As NT notes, Kadyrov has received awards in the past and has proudly shown them off on his official web site -- in 2004, he was given the "Hero of Russia" award and has been handed numerous other medals for his service in protecting public order and national security and protecting children -- the last personally from Russia's child ombudsman Pavel Astakhov who seemed oblivious to the children left fatherless by the numerous disappearances that have occurred in Chechnya.

While the issue of timing may be debated endlessly on Kadyrov, the other medal handed out yesterday with equally bad timing suggests that indeed Putin is trying to demonstratively award the very people the West views as responsible for murder.

Lugovoi is a member of the State Duma and former security agent in the Federal Protective Service (FSO) who is the chief suspect in the poisoning of former FSB agent Alexander Litvinenko.

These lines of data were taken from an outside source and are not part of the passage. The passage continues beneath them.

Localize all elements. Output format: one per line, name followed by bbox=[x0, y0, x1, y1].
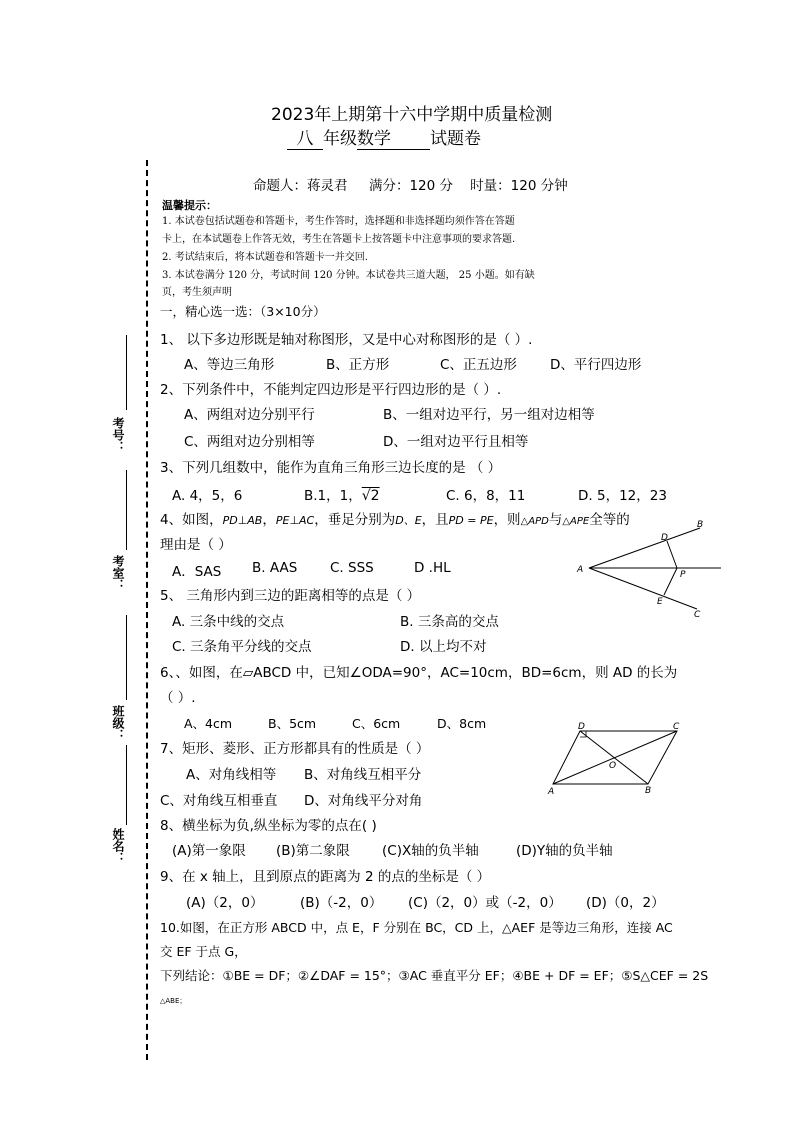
q3-option-c: C. 6，8，11 bbox=[446, 488, 526, 504]
q4-text: 全等的 bbox=[589, 512, 630, 528]
q5-stem: 5、 三角形内到三边的距离相等的点是（ ） bbox=[160, 588, 421, 604]
q2-option-a: A、两组对边分别平行 bbox=[184, 407, 315, 423]
exam-no-blank bbox=[126, 335, 127, 410]
fig2-label-a: A bbox=[548, 787, 555, 797]
notice-line: 3. 本试卷满分 120 分，考试时间 120 分钟。本试卷共三道大题， 25 小题。如有缺 bbox=[162, 270, 535, 281]
fig2-label-d: D bbox=[578, 722, 585, 732]
q4-triangle-2: △APE bbox=[562, 516, 590, 527]
fig1-label-d: D bbox=[661, 533, 668, 543]
q6-option-c: C、6cm bbox=[352, 716, 401, 731]
q4-cond2: PE⊥AC bbox=[275, 514, 315, 527]
fig1-label-e: E bbox=[657, 597, 663, 607]
notice-heading: 温馨提示： bbox=[162, 199, 217, 212]
q4-points: D、E bbox=[395, 514, 422, 527]
q6-stem: 6、、如图，在▱ABCD 中，已知∠ODA=90°，AC=10cm，BD=6cm，则 AD 的长为 bbox=[160, 665, 678, 681]
fig2-label-c: C bbox=[673, 722, 680, 732]
fig1-label-p: P bbox=[680, 570, 686, 580]
q9-option-c: (C)（2，0）或（-2，0） bbox=[408, 895, 562, 911]
q2-option-b: B、一组对边平行，另一组对边相等 bbox=[383, 407, 595, 423]
q4-text: ，则 bbox=[493, 512, 521, 528]
paper-subtitle bbox=[287, 124, 481, 150]
notice-line: 2. 考试结束后，将本试题卷和答题卡一并交回. bbox=[162, 252, 368, 263]
q8-option-d: (D)Y轴的负半轴 bbox=[516, 843, 613, 859]
fig2-label-o: O bbox=[609, 761, 617, 771]
fig1-label-c: C bbox=[694, 610, 701, 620]
q10-line3: 下列结论：①BE = DF；②∠DAF = 15°；③AC 垂直平分 EF；④BE + DF = EF；⑤S△CEF = 2S bbox=[160, 968, 709, 983]
q6-option-b: B、5cm bbox=[268, 716, 317, 731]
q8-option-a: (A)第一象限 bbox=[172, 843, 246, 859]
q6-option-d: D、8cm bbox=[437, 716, 487, 731]
q2-stem: 2、下列条件中，不能判定四边形是平行四边形的是（ ）. bbox=[160, 382, 502, 398]
fig1-label-b: B bbox=[697, 520, 704, 530]
q4-text: ，垂足分别为 bbox=[314, 512, 396, 528]
grade-value: 八 bbox=[287, 124, 323, 150]
q4-text: 与 bbox=[548, 512, 563, 528]
paper-label: 试题卷 bbox=[430, 129, 481, 149]
q9-option-a: (A)（2，0） bbox=[186, 895, 264, 911]
class-blank bbox=[126, 615, 127, 700]
binding-dashed-line bbox=[146, 160, 148, 1060]
q4-equation: PD = PE bbox=[448, 514, 494, 527]
q4-stem bbox=[160, 508, 630, 528]
q5-option-c: C. 三条角平分线的交点 bbox=[172, 639, 312, 655]
section-heading: 一，精心选一选：（3×10分） bbox=[160, 304, 326, 319]
q7-stem: 7、矩形、菱形、正方形都具有的性质是（ ） bbox=[160, 741, 430, 757]
q3-option-a: A. 4，5，6 bbox=[172, 488, 243, 504]
q7-option-d: D、对角线平分对角 bbox=[304, 793, 423, 809]
exam-no-label: 考号： bbox=[111, 417, 125, 453]
q7-option-a: A、对角线相等 bbox=[186, 767, 277, 783]
page-title: 2023年上期第十六中学期中质量检测 bbox=[271, 105, 553, 125]
q4-triangle-1: △APD bbox=[520, 516, 549, 527]
q4-line2: 理由是（ ） bbox=[160, 537, 232, 553]
q4-text: ， bbox=[262, 512, 276, 528]
name-blank bbox=[126, 745, 127, 825]
q2-option-c: C、两组对边分别相等 bbox=[184, 434, 315, 450]
q9-option-d: (D)（0，2） bbox=[586, 895, 665, 911]
q8-stem: 8、横坐标为负,纵坐标为零的点在( ) bbox=[160, 818, 377, 834]
q1-option-d: D、平行四边形 bbox=[550, 357, 642, 373]
sqrt2-expression: √2 bbox=[361, 488, 380, 504]
notice-line: 1. 本试卷包括试题卷和答题卡，考生作答时，选择题和非选择题均须作答在答题 bbox=[162, 216, 515, 227]
room-label: 考室： bbox=[111, 555, 125, 591]
q4-option-d: D .HL bbox=[414, 560, 451, 576]
q10-line2: 交 EF 于点 G， bbox=[160, 944, 247, 959]
q4-cond1: PD⊥AB bbox=[222, 514, 263, 527]
q9-stem: 9、在 x 轴上，且到原点的距离为 2 的点的坐标是（ ） bbox=[160, 869, 491, 885]
name-label: 姓名： bbox=[111, 828, 125, 864]
room-blank bbox=[126, 470, 127, 550]
q5-option-d: D. 以上均不对 bbox=[400, 639, 487, 655]
q2-option-d: D、一组对边平行且相等 bbox=[383, 434, 529, 450]
q1-stem: 1、 以下多边形既是轴对称图形，又是中心对称图形的是（ ）. bbox=[160, 332, 533, 348]
q3-option-b-label: B.1，1， bbox=[304, 488, 362, 504]
q8-option-b: (B)第二象限 bbox=[276, 843, 350, 859]
fig1-label-a: A bbox=[577, 565, 584, 575]
notice-line: 卡上，在本试题卷上作答无效，考生在答题卡上按答题卡中注意事项的要求答题. bbox=[162, 234, 516, 245]
q5-option-b: B. 三条高的交点 bbox=[400, 614, 499, 630]
q10-line4: △ABE； bbox=[160, 997, 187, 1005]
q1-option-a: A、等边三角形 bbox=[184, 357, 275, 373]
figure-angle-bisector bbox=[575, 515, 725, 620]
subject-value: 数学 bbox=[357, 124, 430, 150]
q8-option-c: (C)X轴的负半轴 bbox=[382, 843, 479, 859]
figure-parallelogram bbox=[540, 720, 690, 798]
q7-option-b: B、对角线互相平分 bbox=[304, 767, 422, 783]
exam-info: 命题人：蒋灵君 满分：120 分 时量：120 分钟 bbox=[253, 178, 568, 194]
q10-line1: 10.如图，在正方形 ABCD 中，点 E，F 分别在 BC，CD 上，△AEF 是等边三角形，连接 AC bbox=[160, 920, 673, 935]
q3-stem: 3、下列几组数中，能作为直角三角形三边长度的是 （ ） bbox=[160, 460, 502, 476]
q3-option-b bbox=[304, 484, 380, 504]
q4-option-b: B. AAS bbox=[252, 560, 298, 576]
q1-option-b: B、正方形 bbox=[326, 357, 390, 373]
q6-option-a: A、4cm bbox=[184, 716, 233, 731]
q4-text: 4、如图， bbox=[160, 512, 223, 528]
q4-text: ，且 bbox=[421, 512, 449, 528]
fig2-label-b: B bbox=[645, 786, 652, 796]
q9-option-b: (B)（-2，0） bbox=[300, 895, 383, 911]
notice-line: 页，考生须声明 bbox=[162, 287, 232, 298]
q4-option-a: A．SAS bbox=[172, 564, 222, 580]
q1-option-c: C、正五边形 bbox=[440, 357, 517, 373]
q4-option-c: C. SSS bbox=[330, 560, 374, 576]
q5-option-a: A. 三条中线的交点 bbox=[172, 614, 285, 630]
q6-line2: （ ）. bbox=[160, 690, 196, 706]
q3-option-d: D. 5，12，23 bbox=[578, 488, 667, 504]
class-label: 班级： bbox=[111, 705, 125, 741]
q7-option-c: C、对角线互相垂直 bbox=[160, 793, 278, 809]
grade-suffix: 年级 bbox=[323, 129, 357, 149]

A public inquiry into his murder is currently under way in London.

The full statement about his award on the Russian government's legal site containing presidential decrees (page 8) gives his title as"deputy chair of the Committee of the State Duma for Security and Anti-Corruption" without mentioning his KGB, FSB and FSO past, and says the medal is awarded "for courage and bravery displayed in the performance of his professional duty under conditions fraught with risk for his life."

The  attorney for Litvinenko's widow told the inquiry today Putin's award is "the clearest possible message" of Putin's support.

As the Guardian reported:

On Monday, the Russian president granted Lugovoi a medal for “services to the motherland”. Over the past three weeks the inquiry has heard damning evidence which suggests Lugovoi smuggled polonium to Britain three times, poisoning Litvinenko in November 2006 during a meeting with him at a Mayfair hotel.

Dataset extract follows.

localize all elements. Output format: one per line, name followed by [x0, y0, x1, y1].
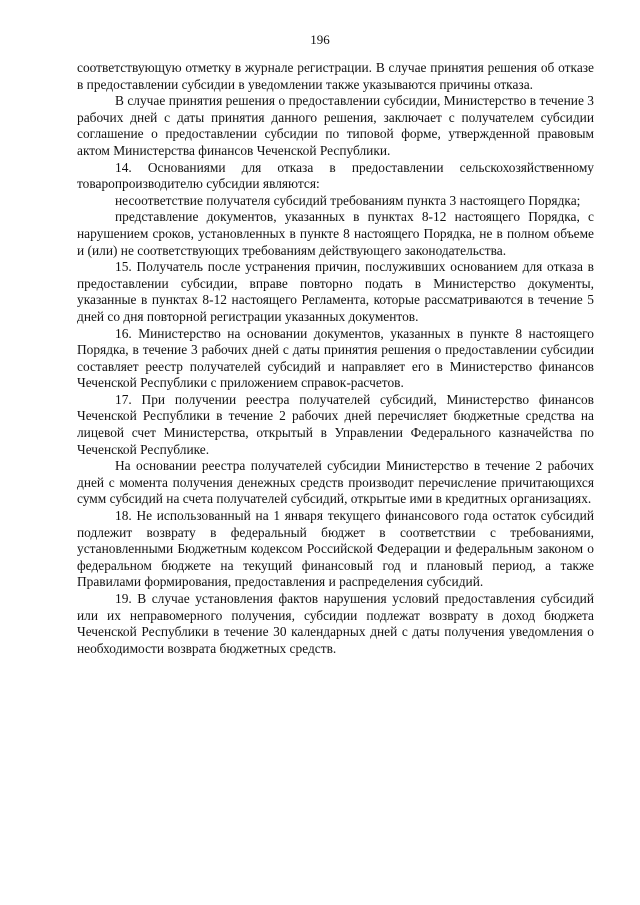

Ben Emmerson, the QC for Litvinenko’s widow, Marina, said the timing of Putin’s decision was no coincidence. It came, he said, on day 22 of the inquiry and after “a substantial amount of evidence has been called establishing Lugovoi’s involvement in the murder”.

He added: “[It] is clearly both a provocation from president Putin and the clearest possible message he identifies himself with Mr Lugovoi.”